The Customer is a “business” as defined in Section 1798.140(c) of the CCPA, i.e. the Customer is the entity that determines the purposes and means of the processing of Personal Information.
Company represents and warrants that it either meets the definition of “Data Processor” under the CCPA in Section 1798.140(v) of the CCPA or (i) is an entity that provides services to a person or organization that is not a business, and would otherwise meet the requirements of a “Data Processor” under the CCPA, or (ii) is an entity that Company directs to collect Personal Information and would otherwise meet the requirements to be a Data Processor of Controller under the CCPA or (iii) meets the definition of Data Processor in § 999.314 of the CCPA regulations promulgated by the Attorney General of California, as amended. Company further represents and warrants that it is not acting as a Third Party, as defined in Section 1798.140(w) of the CCPA.
Parties agree that Data Processing covered by this Agreement does not constitute a “sale” of Personal Information, as defined in the CCPA.
Consistent with Section 1798.140(v) of the CCPA, Company shall process the Personal Information solely for: (i) a valid business purpose pursuant to this Agreement; and (ii) to perform the Services.

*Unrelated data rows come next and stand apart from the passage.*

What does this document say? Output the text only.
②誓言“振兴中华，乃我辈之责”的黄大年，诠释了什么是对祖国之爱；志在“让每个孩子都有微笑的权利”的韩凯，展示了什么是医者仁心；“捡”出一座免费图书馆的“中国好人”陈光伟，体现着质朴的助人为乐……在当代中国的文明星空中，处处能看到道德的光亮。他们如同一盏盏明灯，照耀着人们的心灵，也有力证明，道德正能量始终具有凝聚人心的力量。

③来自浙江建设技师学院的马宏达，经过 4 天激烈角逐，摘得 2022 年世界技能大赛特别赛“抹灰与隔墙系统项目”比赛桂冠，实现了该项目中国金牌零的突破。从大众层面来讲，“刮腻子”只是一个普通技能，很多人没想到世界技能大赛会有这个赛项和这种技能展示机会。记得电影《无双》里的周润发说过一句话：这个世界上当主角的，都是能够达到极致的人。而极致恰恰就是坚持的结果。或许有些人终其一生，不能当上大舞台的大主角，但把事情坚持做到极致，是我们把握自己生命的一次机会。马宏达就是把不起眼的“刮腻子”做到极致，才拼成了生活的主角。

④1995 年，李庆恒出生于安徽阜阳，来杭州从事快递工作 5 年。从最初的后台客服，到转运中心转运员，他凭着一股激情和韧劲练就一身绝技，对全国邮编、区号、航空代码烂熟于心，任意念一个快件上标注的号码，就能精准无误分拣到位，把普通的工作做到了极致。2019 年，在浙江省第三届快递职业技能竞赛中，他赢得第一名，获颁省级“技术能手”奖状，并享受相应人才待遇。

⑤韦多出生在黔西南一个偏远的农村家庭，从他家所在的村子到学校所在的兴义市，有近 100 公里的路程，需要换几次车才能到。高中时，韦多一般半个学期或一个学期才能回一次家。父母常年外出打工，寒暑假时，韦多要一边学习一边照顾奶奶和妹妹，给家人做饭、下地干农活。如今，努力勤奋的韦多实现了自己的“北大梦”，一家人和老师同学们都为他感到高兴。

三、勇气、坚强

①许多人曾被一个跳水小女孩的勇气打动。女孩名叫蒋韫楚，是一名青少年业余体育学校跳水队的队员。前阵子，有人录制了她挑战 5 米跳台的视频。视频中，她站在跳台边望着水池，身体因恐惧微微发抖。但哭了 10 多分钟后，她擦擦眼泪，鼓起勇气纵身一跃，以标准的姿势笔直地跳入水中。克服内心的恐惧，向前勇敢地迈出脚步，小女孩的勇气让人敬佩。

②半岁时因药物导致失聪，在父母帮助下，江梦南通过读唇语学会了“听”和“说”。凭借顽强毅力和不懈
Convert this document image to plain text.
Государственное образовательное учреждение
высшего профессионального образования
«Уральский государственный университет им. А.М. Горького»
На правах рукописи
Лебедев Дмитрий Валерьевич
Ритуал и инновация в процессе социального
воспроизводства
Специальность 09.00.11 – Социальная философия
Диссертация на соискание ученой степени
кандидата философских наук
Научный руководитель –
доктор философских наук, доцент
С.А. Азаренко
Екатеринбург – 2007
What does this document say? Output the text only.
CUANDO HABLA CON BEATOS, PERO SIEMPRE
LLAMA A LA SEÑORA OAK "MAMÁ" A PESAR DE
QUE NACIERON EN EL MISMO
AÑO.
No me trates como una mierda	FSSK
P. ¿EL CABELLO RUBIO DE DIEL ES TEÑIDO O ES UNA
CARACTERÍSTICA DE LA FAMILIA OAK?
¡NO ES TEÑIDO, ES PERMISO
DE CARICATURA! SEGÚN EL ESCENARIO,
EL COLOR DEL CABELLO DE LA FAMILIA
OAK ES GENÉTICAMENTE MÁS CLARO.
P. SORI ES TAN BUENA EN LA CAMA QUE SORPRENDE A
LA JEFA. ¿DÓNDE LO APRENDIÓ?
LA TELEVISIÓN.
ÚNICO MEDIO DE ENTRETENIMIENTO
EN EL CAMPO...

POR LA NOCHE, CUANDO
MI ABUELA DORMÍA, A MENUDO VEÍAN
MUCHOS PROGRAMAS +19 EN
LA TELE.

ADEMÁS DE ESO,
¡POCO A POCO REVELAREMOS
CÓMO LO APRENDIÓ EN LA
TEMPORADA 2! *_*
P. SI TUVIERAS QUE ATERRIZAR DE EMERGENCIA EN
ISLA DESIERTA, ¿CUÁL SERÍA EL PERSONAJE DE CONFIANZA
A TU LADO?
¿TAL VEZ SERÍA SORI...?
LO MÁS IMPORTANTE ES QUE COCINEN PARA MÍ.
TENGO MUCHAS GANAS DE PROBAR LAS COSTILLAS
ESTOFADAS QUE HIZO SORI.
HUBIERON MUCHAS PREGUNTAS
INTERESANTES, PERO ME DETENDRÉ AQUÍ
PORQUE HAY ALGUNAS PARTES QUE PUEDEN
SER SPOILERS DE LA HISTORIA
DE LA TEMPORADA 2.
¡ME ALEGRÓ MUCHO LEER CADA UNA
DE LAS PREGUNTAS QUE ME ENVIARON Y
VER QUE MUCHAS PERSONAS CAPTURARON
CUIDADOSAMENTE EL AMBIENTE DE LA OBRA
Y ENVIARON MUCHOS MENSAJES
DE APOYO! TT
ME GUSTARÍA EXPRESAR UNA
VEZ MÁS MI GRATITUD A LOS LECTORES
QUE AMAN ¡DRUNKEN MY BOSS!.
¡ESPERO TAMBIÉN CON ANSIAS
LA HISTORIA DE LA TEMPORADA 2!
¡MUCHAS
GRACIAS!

Pursuant to Section 1798.140(v) of the CCPA, Company shall not:
(a) sell Personal Information;
(b) retain, use, or disclose Personal Information for any purpose other than performing the Services;
(c) retain, use, or disclose Personal Information outside the business relationship between the Company and Customer;
(d) use Personal Information received from Customer or from direct interaction with the Consumer for the purpose of providing services to another person or entity. Notwithstanding the foregoing, Company may combine Personal Information collected from or on behalf of Customer in order to detect security incidents or protect against fraudulent or illegal activity.